CHAPTER TWENTY-SIX
Lori
Tonight has to happen.
With those words playing in my mind, and the taste of Cole on my lips, I pause outside Cat and Reese’s apartment to validate the decision I just made to give us one more night. We need this. Cole and I both need closure, and I don’t believe that can happen in an office or a stairwell. We need to be alone. We need to fuck each other senseless and then talk, in that order, because words are not going to mean anything until we get the edge off. And I’m not going to mean anything I say to him, not until I stop melting every time he touches me. Lust is distracting us both and the truth is: Cole was right when he said we needed closure. I left him in that hotel room. We came face to face again as boss and employee and we’re reacting to those facts, not dealing with them. And dealing with them is control.
Feeling good about my decision, I take it upon myself to open the door to Cat and Reese’s apartment, and it’s as if Cat is waiting to pounce on me. The minute I enter the foyer, she is there, and she’s changed into dark blue jeans and a dark blue silk blouse. “We need to go if we’re going to make that interview,” she says as I’m shutting the door. “As it is,” she continues, “we have to take the subway to have any chance of being on time.” She motions me forward. “Go change into something in my closet. I don’t care what. You know your way.”
I don’t argue. This interview is a big deal for her and I can’t accompany her in sweats. I hurry around the corner and up the stairs toward the master bedroom where Cat and I have had more than a few work sessions in cozy chairs. Ten minutes later, I’m in black jeans, a black lace blouse, and Cat’s ankle boots. Another fifteen minutes later, and we step onto an empty subway car.
With plenty of seating options, I point to the end where I can see what is coming at us. The car starts to move. “I was thinking about you and Cole,” Cat announces.
I twist around to face her. “Why are you thinking about me and Cole?”
“Oh I don’t know. You went to talk and you two didn’t choose the living room, den, office or anywhere in the apartment. You went outside, and you came back red-faced with swollen lips.”
I inhale and face forward. “We had a heated debate.”
She laughs. “I could tell.”
I smirk in her direction. “Don’t be funny.”
“I can’t help myself,” she says, “but jokes aside, I wanted to say something to you when you were captive and had to listen.”
I laugh. “That is so you.”
She grins. “It is, isn’t it?” She rotates to face me. “First, just as a side note that I didn’t mention this morning. Because I consult at the firm I know that the company policy allows for inter-office dating. Read your handbook, the procedures are inside.”
“Cole and I are not dating.”
“Back to what I was thinking about you and Cole. You met and you walked away from him, but he came back to you.”
“As my boss.”
“That’s not the point. You found each other again. I think that’s pretty incredible.”
Twice, I think. He came back to me twice, but I don’t say that to her. “It’s just so complicated and confusing, Cat.”
“I know,” she says, taking my hand. “I get that a lot has happened that you couldn’t see coming. I know what it’s like to finally have good happening in your life, but also fear that more bad will follow. But sometimes just like the bad, we don’t see the good things coming until they’re here. Like us meeting in the coffee shop, and the scholarship, and maybe, just maybe, Cole. Things happen for a reason. You say Cole needs you, but the way I see it, you need each other.”
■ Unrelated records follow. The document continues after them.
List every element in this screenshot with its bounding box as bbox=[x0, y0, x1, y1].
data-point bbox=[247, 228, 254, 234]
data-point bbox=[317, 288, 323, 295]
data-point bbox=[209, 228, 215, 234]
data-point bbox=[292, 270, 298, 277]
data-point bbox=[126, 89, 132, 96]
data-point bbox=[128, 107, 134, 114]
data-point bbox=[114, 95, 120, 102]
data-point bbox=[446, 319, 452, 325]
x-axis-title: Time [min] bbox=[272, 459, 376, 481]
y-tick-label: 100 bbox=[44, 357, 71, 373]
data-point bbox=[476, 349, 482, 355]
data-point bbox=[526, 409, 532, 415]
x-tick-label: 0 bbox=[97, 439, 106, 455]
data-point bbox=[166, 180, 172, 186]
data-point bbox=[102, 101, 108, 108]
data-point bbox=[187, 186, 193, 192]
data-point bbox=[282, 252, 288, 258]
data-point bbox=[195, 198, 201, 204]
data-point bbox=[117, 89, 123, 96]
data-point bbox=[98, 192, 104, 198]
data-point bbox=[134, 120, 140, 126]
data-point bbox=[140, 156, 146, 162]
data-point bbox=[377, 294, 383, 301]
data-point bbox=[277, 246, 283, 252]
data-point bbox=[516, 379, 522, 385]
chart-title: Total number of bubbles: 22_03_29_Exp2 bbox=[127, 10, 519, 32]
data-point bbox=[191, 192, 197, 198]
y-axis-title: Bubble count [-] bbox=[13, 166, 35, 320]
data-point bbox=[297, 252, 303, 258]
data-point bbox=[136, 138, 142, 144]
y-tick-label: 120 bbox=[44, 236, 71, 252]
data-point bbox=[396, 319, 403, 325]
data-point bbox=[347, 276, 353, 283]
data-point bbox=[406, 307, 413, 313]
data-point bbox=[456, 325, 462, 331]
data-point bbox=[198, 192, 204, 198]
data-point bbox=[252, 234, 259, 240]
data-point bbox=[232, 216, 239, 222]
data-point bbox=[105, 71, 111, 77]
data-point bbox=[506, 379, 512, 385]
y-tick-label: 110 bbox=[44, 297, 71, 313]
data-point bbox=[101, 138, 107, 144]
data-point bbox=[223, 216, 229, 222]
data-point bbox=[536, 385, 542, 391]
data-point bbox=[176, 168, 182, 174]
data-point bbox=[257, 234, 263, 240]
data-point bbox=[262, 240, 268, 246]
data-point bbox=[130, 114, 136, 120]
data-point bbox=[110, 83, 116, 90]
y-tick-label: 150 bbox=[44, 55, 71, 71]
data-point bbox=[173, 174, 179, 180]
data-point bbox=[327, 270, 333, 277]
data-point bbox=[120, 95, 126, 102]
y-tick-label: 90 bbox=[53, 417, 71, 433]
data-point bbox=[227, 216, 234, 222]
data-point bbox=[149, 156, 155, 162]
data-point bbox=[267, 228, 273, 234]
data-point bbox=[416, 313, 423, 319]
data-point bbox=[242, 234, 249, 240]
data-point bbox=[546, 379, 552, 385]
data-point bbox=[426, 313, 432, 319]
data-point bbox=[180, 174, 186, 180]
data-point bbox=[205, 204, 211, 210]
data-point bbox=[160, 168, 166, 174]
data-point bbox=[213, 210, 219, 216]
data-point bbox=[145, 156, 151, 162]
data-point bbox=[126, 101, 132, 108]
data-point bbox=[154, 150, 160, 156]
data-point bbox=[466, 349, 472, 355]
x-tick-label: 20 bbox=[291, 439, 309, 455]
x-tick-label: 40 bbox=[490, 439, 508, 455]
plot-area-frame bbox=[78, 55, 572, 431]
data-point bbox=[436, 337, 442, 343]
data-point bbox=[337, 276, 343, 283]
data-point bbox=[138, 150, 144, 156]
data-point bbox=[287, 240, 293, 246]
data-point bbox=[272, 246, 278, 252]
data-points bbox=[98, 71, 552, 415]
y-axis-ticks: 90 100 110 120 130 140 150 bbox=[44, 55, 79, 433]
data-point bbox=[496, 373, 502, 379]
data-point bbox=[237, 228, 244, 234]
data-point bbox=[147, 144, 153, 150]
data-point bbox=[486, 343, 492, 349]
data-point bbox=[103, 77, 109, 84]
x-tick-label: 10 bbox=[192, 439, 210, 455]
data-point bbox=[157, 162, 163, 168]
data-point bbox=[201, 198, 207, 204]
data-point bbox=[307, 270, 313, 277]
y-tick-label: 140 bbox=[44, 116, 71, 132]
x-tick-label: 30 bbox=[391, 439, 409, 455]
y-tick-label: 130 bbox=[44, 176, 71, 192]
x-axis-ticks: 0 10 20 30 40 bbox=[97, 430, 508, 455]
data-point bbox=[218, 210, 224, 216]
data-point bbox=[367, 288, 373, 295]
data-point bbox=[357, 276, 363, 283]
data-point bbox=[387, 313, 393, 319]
The loud speaker sounds, and the car halts, saving me from a reply on a topic where we are divided. She thinks need is good and I do not. But then, she needs Reese and he makes her feel safe in that need, but they’re equals. Both just as successful and powerful. Cole and I are not. My mother and my father were not. To me, need is a bad word. It’s dirty, messy, and emotional. With Cole, there was never supposed to be anything but the dirty. There was never supposed to be need or emotion. I can’t change the fact that I need him professionally. I just can’t get emotional. I can’t fall for Cole Brooks. I won’t fall for him.
***
The interview for Cat’s book goes well and when it’s done, Cat and I split up in the subway with just enough time for me to head home, gather what I need to get ready at her place, and return. I even have time to grab Starbucks for my mother who is in her pink pajamas with little angels on them, making coffee when I walk in. “Look what I have,” I say, delivering her the cup.
“You are my angel,” she says, lighting up.
We chat for a few minutes, and I tell her all about the party before I pack a small overnight bag that I’ll need because I am staying with Cole. My mother is back in the kitchen making her morning oatmeal when I exit the bedroom, and I’m just about to leave when I pause at the door with a question.
“Did you talk to your architect?” I ask, turning to eye her reaction.
She purses her lips. “He came by to see me and ask me out again, but I avoided him.”
I think of my attempts to avoid Cole. Okay, I don’t think I actually have any attempts to avoid Cole, aside from the morning after I slept with him. Bad example. I set my bag on the floor and cross to stand on the opposite side of the counter from her. “I thought you were going to talk to him?”
“We’ll see,” she says, cutting her stare to stir her oatmeal. “I just need to go with what feels right.”